Cabanero is Junior Economist at PKF Malta

In June of this year, the European Commission has reached a provisional agreement on the Corporate Sustainability Reporting Directive (CSRD) proposal which aims to improve the reporting and disclosures of companies relating to non-financial activities, particularly those that are related to environmental, social, and governance (ESG) issues. The proposal features more detailed reporting requirements that are aligned with the mandatory EU sustainability reporting standard and requires an assurance of such reported information. This shall apply to all large enterprises and all listed companies on regulated markets (excluding microenterprises) with reporting period to commence in 2024 for large companies and 2026 for listed SMEs and small institutions.

Understanding the current regulatory environment is important in making any major business decision. In the case of ESG, there are numerous policy changes and regulations were introduced at both EU and national levels. In the EU, for example, the European Green Deal was introduced as the flagship agenda to achieve zero net emissions by 2050 alongside other policies related to the promotion of a circular economy, protection of biodiversity, and funding the green transition. These new policies will introduce opportunities for businesses to adopt more sustainable practices and revisit their current processes to align with ESG principles.

Here in Malta, several initiatives were also introduced in line with the new sustainability reporting policy. The Ministry of Energy, Enterprise, and Sustainable Development together with Malta Enterprise launched Malta’s ESG Portal last year, which was established to encourage transparency among enterprises on their ESG disclosures and to usher in more investment in sustainable projects. Indicators for environmental factors include new carbon emissions and water consumption per revenue and level of recycled water. For social indicators, it includes gender pay differential, employment of differently-abled individuals, and percentage of females employed and in management positions among others. Governance indicators are comprised of board size, the average age of directors, attendance rate in director meetings, and percent of independent directors on the board.

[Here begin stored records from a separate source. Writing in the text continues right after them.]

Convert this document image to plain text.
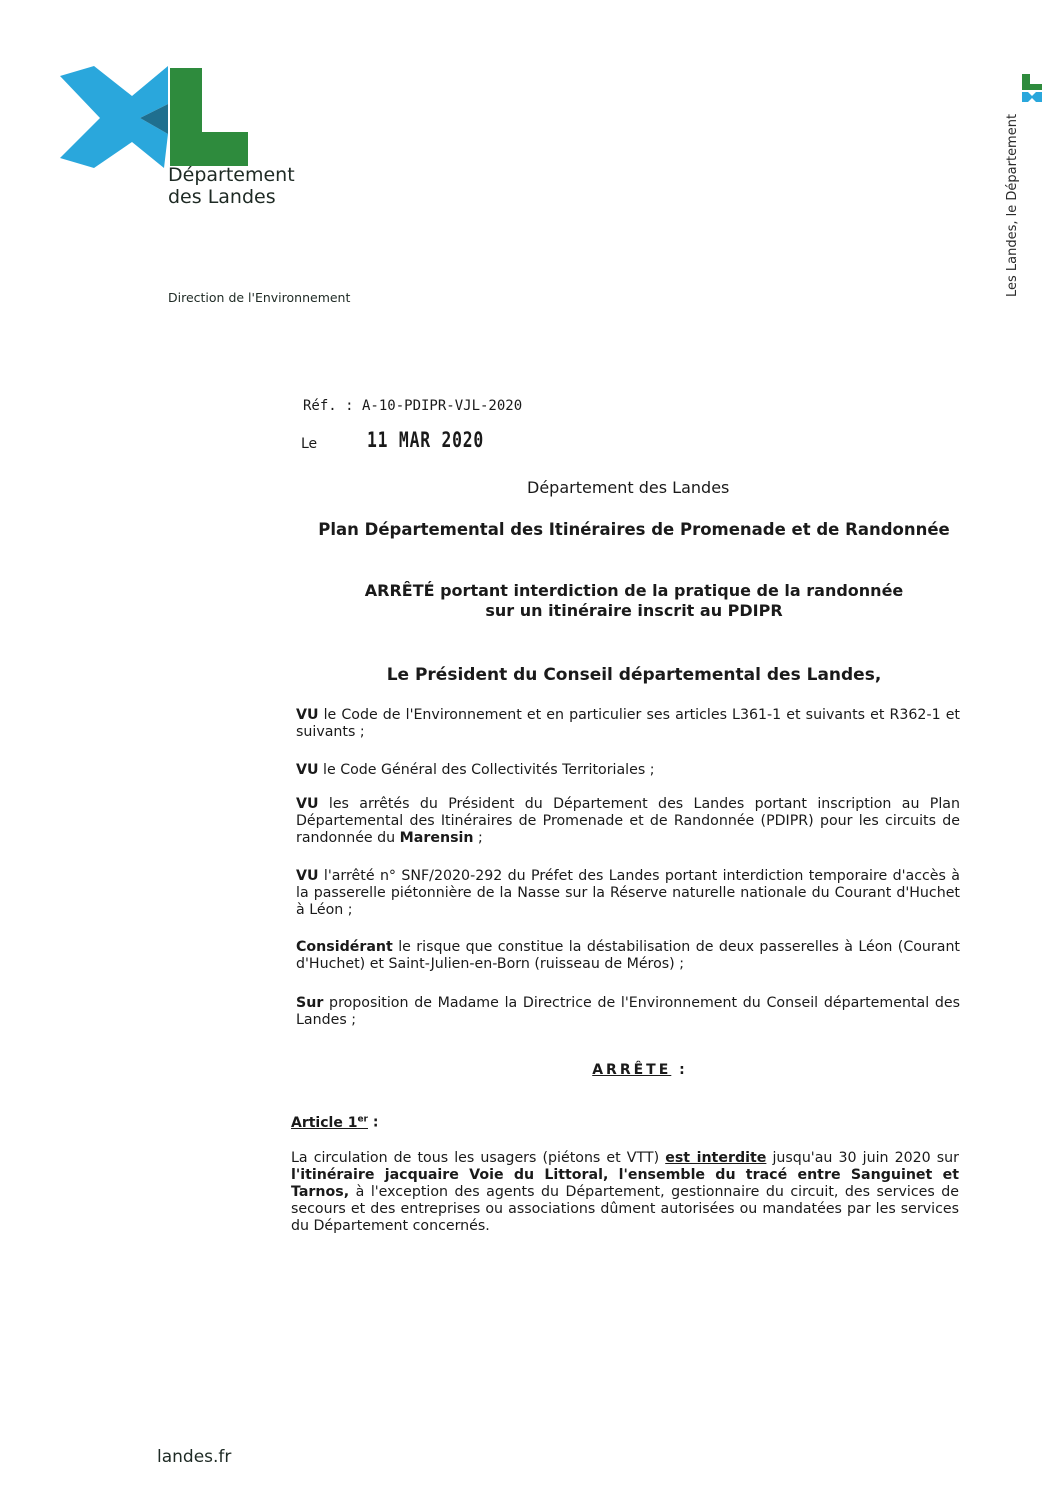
Département
des Landes
Direction de l'Environnement
Les Landes, le Département
Réf. : A-10-PDIPR-VJL-2020
Le 11 MAR 2020
Département des Landes
Plan Départemental des Itinéraires de Promenade et de Randonnée
ARRÊTÉ portant interdiction de la pratique de la randonnée
sur un itinéraire inscrit au PDIPR
Le Président du Conseil départemental des Landes,
VU le Code de l'Environnement et en particulier ses articles L361-1 et suivants et R362-1 et suivants ;
VU le Code Général des Collectivités Territoriales ;
VU les arrêtés du Président du Département des Landes portant inscription au Plan Départemental des Itinéraires de Promenade et de Randonnée (PDIPR) pour les circuits de randonnée du Marensin ;
VU l'arrêté n° SNF/2020-292 du Préfet des Landes portant interdiction temporaire d'accès à la passerelle piétonnière de la Nasse sur la Réserve naturelle nationale du Courant d'Huchet à Léon ;
Considérant le risque que constitue la déstabilisation de deux passerelles à Léon (Courant d'Huchet) et Saint-Julien-en-Born (ruisseau de Méros) ;
Sur proposition de Madame la Directrice de l'Environnement du Conseil départemental des Landes ;
ARRÊTE :
Article 1er :
La circulation de tous les usagers (piétons et VTT) est interdite jusqu'au 30 juin 2020 sur l'itinéraire jacquaire Voie du Littoral, l'ensemble du tracé entre Sanguinet et Tarnos, à l'exception des agents du Département, gestionnaire du circuit, des services de secours et des entreprises ou associations dûment autorisées ou mandatées par les services du Département concernés.
landes.fr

Currently, the platform features 17 companies’ ESG disclosures, which are available for public viewing. Based on the submitted data, these companies have generated 34% of CO2 emissions savings, reduced their water consumption by half, and lowered their waste production by 80% in the last three years. In addition, enterprises with a lower gender pay gap and more gender diversity in management have demonstrated to have better performance in recent years. The companies that have submitted these ESG indicators comprised almost 80% of the quoted companies in the Malta Stock Exchange with a collective value of around €3 Billion.

An association by 13 private sector enterprises, named Malta ESG Alliance (MESGA), was also formed this year to act as an avenue for Maltese businesses to work together in pushing for the national ESG goals. Since the launch of MESGA, the founding members have already undertaken consciousness-raising activities with educational institutions and commenced discussions with government entities and policymakers. Comprised of the premier enterprises from different industries on the island, the Alliance aims to influence SMEs and other large enterprises by adopting sustainable practices of its members.

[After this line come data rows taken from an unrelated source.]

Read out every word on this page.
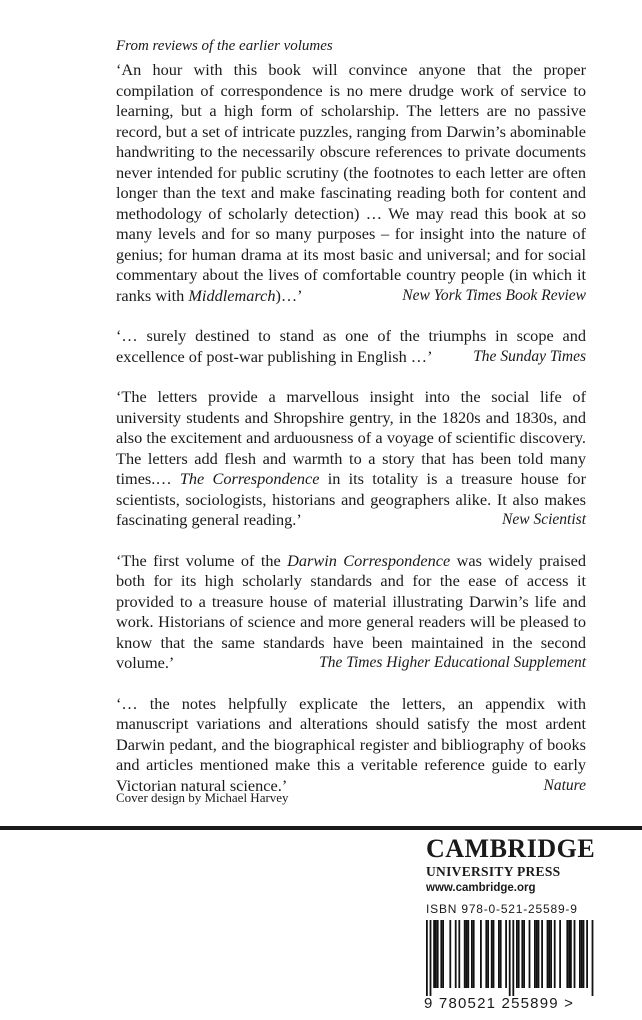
From reviews of the earlier volumes

‘An hour with this book will convince anyone that the proper compilation of correspondence is no mere drudge work of service to learning, but a high form of scholarship. The letters are no passive record, but a set of intricate puzzles, ranging from Darwin’s abominable handwriting to the necessarily obscure references to private documents never intended for public scrutiny (the footnotes to each letter are often longer than the text and make fascinating reading both for content and methodology of scholarly detection) … We may read this book at so many levels and for so many purposes – for insight into the nature of genius; for human drama at its most basic and universal; and for social commentary about the lives of comfortable country people (in which it ranks with Middlemarch)…’	New York Times Book Review

‘… surely destined to stand as one of the triumphs in scope and excellence of post-war publishing in English …’	The Sunday Times

‘The letters provide a marvellous insight into the social life of university students and Shropshire gentry, in the 1820s and 1830s, and also the excitement and arduousness of a voyage of scientific discovery. The letters add flesh and warmth to a story that has been told many times.… The Correspondence in its totality is a treasure house for scientists, sociologists, historians and geographers alike. It also makes fascinating general reading.’	New Scientist

‘The first volume of the Darwin Correspondence was widely praised both for its high scholarly standards and for the ease of access it provided to a treasure house of material illustrating Darwin’s life and work. Historians of science and more general readers will be pleased to know that the same standards have been maintained in the second volume.’	The Times Higher Educational Supplement

‘… the notes helpfully explicate the letters, an appendix with manuscript variations and alterations should satisfy the most ardent Darwin pedant, and the biographical register and bibliography of books and articles mentioned make this a veritable reference guide to early Victorian natural science.’	Nature

Cover design by Michael Harvey

CAMBRIDGE

UNIVERSITY PRESS

www.cambridge.org

ISBN 978-0-521-25589-9

9 780521 255899 >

Translating sustainability principles and ESG reporting into business decisions and operations, however, will not be an easy feat considering its infancy in the Maltese business environment. First, enterprises shall be able to address data preparedness to present reliable ESG data. This warrants improvements in data analytics and data governance for ESG-related information to guarantee that data is accessible and accurate. Data management across all concerned enterprises shall be crucial to ensure that the ESG information is verifiable and available to investors, regulators, and other stakeholders. Accurate ESG reporting will also require investments in technology that would provide consistent and reliable measurement, reporting, and disclosure of information.

Companies should also be able to establish a robust ESG strategy and governance structure that would reflect their commitments to sustainable practices and drive their business plans towards ESG topics. Depending on the nature of its business, an enterprise should be able to identify indicators that would reflect its level of sustainability and can be validated through an objective review. Businesses should also make sure that their strategies comply with internationally accepted standards for sustainability reporting.

Addressing these requirements shall also imply alignment of skills related to ESG assurance and sustainability.

While numerous consultancy and accounting firms have been starting to offer advisory services related to ESG audit and review sustainability strategies, it is ideal that companies should have in-house talents that can execute the business plans and monitor targets that are related to ESG reporting.

Professionals and experts in the fields of environmental science, renewable energy, green building, and sustainable finance will also be more important than ever as enterprises seek sustainable technologies and solutions.

Supporting sustainable financing will also complement the new sustainability reporting policy. For example, the Malta Stock Exchange has introduced discounted listing fees for green bond issuers that are seeking to raise funds for green and sustainability projects.

While this initiative has yet to produce tangible results, introducing other measures can be explored such as offering grant schemes to offset expenses related to external assessments of sustainability framework to further induce green financing.

The CSRD proposal shall undeniably be beneficial in the long run. Both the government and private sectors are already taking steps to enable a seamless transition to this new reporting policy, and as a result, businesses will be proactive in adhering to this regulation.

However, challenges such as data preparedness, rolling out sustainability strategies, and skills alignment of talents must still be addressed by companies. Nevertheless, this new regulation shall create more opportunities for businesses and help them explore sustainable practices and technologies that are financially beneficial in the long-term while also helping our environment and local communities.